Опешивший, растерявшийся и сбитый с толку, но по жизни вообще достаточно медлительный на всякого рода реакцию, чтобы сразу непременно испугаться или отыскать скрытый подвох, Юа еще успел оглядеть такие же лохматые пятипалые лапы с длинными загнутыми сталь-когтями, удерживающие на весу сразу два фонаря — один знакомый, тыквенный, а другой — самый обыкновенный, стеклянный, каркасный и свечной.

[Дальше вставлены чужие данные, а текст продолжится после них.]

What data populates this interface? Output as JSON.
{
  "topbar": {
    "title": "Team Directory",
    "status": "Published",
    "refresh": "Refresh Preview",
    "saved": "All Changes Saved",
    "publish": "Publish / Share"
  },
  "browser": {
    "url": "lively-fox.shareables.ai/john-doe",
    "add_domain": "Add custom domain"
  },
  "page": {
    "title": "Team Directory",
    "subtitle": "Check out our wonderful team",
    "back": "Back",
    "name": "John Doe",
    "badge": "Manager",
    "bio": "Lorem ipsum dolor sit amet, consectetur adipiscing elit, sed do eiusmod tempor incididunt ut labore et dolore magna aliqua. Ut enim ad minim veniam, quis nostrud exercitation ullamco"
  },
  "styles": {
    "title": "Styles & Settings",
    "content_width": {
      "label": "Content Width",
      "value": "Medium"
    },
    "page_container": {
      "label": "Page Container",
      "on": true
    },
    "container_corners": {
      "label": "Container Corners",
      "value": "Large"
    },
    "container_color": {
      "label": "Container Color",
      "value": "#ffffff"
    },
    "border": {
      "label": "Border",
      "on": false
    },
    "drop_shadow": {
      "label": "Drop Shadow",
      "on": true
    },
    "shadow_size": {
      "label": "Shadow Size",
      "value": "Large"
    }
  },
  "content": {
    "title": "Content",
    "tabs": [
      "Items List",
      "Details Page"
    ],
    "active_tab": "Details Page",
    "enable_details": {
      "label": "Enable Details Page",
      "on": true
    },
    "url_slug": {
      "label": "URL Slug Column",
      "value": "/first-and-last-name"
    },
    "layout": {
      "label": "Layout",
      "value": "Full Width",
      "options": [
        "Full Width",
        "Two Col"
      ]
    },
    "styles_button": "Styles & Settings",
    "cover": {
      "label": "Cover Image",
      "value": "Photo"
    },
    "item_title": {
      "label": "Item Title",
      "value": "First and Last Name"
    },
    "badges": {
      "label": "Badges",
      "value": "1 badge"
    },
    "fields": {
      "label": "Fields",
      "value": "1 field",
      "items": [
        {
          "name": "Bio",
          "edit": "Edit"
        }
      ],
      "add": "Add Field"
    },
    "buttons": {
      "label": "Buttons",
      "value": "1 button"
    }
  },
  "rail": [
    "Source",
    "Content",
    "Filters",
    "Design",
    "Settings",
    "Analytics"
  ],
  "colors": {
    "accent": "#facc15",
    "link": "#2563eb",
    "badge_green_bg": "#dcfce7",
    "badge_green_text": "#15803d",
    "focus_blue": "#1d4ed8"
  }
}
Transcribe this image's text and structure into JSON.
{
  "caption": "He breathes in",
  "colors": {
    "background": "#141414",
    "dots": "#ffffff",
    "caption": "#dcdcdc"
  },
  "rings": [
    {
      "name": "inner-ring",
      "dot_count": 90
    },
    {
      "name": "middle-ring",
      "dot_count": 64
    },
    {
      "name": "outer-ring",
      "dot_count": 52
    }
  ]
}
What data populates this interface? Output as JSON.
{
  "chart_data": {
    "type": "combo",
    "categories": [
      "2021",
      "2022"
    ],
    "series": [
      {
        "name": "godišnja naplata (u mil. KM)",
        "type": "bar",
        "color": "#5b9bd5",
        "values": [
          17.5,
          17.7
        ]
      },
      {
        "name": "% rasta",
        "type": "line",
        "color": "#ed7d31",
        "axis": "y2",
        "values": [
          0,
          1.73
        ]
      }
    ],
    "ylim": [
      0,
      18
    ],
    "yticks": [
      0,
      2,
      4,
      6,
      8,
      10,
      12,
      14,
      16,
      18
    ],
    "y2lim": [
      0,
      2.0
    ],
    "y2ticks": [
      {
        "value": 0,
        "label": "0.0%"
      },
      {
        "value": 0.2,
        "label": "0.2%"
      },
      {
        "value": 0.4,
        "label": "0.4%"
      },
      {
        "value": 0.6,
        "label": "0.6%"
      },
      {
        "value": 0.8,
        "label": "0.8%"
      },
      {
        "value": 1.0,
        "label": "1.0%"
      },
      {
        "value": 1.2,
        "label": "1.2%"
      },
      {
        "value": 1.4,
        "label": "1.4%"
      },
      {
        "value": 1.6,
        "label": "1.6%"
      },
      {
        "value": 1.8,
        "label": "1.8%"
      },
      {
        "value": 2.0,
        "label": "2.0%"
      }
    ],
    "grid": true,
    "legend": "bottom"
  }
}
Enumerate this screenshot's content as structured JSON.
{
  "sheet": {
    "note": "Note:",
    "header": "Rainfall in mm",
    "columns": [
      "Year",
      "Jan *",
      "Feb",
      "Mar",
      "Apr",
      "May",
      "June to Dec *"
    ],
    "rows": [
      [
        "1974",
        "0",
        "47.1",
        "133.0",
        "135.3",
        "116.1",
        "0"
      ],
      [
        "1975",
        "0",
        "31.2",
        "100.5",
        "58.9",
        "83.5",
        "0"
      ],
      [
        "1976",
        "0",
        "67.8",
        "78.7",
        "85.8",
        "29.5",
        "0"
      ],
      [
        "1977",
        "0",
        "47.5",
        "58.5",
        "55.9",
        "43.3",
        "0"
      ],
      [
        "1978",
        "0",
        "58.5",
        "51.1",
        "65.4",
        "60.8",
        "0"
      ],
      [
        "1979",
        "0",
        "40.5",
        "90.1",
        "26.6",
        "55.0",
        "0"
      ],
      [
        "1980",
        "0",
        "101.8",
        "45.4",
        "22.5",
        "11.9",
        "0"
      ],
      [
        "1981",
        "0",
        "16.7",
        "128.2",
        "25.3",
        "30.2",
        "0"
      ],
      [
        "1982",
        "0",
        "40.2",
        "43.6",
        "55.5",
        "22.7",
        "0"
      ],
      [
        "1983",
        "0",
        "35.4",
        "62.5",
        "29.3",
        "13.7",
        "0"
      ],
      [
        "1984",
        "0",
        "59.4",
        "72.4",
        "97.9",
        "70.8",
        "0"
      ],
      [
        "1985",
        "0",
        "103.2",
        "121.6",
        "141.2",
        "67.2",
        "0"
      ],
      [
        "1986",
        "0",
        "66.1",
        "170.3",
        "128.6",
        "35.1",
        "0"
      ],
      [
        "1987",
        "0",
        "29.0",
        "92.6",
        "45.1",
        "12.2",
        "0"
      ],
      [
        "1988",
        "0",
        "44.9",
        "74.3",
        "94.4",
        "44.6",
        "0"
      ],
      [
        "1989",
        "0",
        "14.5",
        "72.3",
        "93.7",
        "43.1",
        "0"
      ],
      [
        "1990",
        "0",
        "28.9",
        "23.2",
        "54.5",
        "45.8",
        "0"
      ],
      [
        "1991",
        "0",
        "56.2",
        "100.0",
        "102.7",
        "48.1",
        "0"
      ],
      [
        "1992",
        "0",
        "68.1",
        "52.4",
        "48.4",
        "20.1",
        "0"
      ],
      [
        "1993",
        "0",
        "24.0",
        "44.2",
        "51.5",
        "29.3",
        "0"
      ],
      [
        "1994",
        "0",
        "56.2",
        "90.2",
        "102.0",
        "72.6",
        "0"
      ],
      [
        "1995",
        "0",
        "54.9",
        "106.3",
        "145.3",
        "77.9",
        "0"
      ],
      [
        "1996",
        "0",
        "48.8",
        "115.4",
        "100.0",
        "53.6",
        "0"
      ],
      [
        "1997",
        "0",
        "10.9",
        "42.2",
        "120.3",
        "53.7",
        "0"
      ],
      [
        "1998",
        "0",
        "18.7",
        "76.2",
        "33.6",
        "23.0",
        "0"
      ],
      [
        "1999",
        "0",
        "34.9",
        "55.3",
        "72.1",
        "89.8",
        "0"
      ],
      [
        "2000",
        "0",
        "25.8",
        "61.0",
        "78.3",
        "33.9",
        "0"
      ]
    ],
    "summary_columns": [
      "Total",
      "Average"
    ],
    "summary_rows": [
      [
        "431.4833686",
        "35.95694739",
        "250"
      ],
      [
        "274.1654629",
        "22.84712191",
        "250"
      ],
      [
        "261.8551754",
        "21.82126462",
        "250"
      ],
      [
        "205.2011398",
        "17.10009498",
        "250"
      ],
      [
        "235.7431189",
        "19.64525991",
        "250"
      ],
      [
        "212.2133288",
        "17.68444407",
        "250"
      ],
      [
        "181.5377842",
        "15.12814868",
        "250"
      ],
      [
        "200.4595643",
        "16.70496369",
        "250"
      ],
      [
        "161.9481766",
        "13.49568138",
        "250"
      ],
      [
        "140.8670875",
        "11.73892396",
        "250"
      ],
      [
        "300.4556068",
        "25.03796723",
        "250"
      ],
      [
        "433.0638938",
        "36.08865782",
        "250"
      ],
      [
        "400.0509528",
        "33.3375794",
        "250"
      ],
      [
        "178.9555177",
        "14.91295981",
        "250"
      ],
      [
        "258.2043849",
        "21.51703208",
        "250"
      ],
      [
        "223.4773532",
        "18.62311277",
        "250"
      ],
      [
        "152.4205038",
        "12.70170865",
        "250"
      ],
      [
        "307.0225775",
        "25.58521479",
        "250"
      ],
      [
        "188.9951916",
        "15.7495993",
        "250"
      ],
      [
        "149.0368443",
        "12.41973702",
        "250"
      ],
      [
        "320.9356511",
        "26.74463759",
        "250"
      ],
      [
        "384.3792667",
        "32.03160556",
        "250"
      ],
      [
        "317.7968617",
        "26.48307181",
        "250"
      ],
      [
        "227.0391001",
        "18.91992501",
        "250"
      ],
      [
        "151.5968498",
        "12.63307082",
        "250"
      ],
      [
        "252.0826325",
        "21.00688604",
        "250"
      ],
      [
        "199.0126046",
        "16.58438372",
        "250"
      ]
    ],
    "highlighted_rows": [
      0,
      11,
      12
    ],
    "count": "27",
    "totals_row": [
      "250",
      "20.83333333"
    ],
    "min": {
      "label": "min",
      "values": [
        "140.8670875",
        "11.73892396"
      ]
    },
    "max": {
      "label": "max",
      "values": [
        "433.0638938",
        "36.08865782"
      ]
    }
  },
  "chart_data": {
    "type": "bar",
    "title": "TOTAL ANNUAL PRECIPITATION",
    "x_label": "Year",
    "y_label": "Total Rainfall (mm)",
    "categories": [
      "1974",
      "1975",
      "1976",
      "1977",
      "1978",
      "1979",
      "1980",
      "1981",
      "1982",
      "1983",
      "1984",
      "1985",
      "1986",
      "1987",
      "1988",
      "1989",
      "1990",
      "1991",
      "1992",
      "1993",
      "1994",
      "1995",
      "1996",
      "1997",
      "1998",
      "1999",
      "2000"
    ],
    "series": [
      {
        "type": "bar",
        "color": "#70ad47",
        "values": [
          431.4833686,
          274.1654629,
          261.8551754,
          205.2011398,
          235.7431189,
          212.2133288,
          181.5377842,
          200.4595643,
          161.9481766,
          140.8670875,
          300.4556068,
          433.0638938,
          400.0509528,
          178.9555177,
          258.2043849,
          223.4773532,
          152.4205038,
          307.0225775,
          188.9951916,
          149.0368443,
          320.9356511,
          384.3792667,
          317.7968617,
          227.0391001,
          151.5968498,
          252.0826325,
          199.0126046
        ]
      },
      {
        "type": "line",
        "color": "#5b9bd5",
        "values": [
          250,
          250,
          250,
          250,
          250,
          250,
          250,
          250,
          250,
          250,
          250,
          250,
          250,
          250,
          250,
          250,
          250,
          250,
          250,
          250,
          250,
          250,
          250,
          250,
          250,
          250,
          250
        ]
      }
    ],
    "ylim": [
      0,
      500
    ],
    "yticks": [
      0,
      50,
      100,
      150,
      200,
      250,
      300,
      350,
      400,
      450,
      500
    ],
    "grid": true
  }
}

Разглядел он и густое скопище длинного волнистого меха, спадающего зверю на грудь, а также выглядывающую из-под того аккуратную белую рубашку, черный жилет на серебряных пуговицах, черную бабочку-паука на шее, и по самому верху — знакомое бежевое пальто, развевающееся полами на ветру вместе с мохнатым хвостом, выбивающимся откуда-то из-под.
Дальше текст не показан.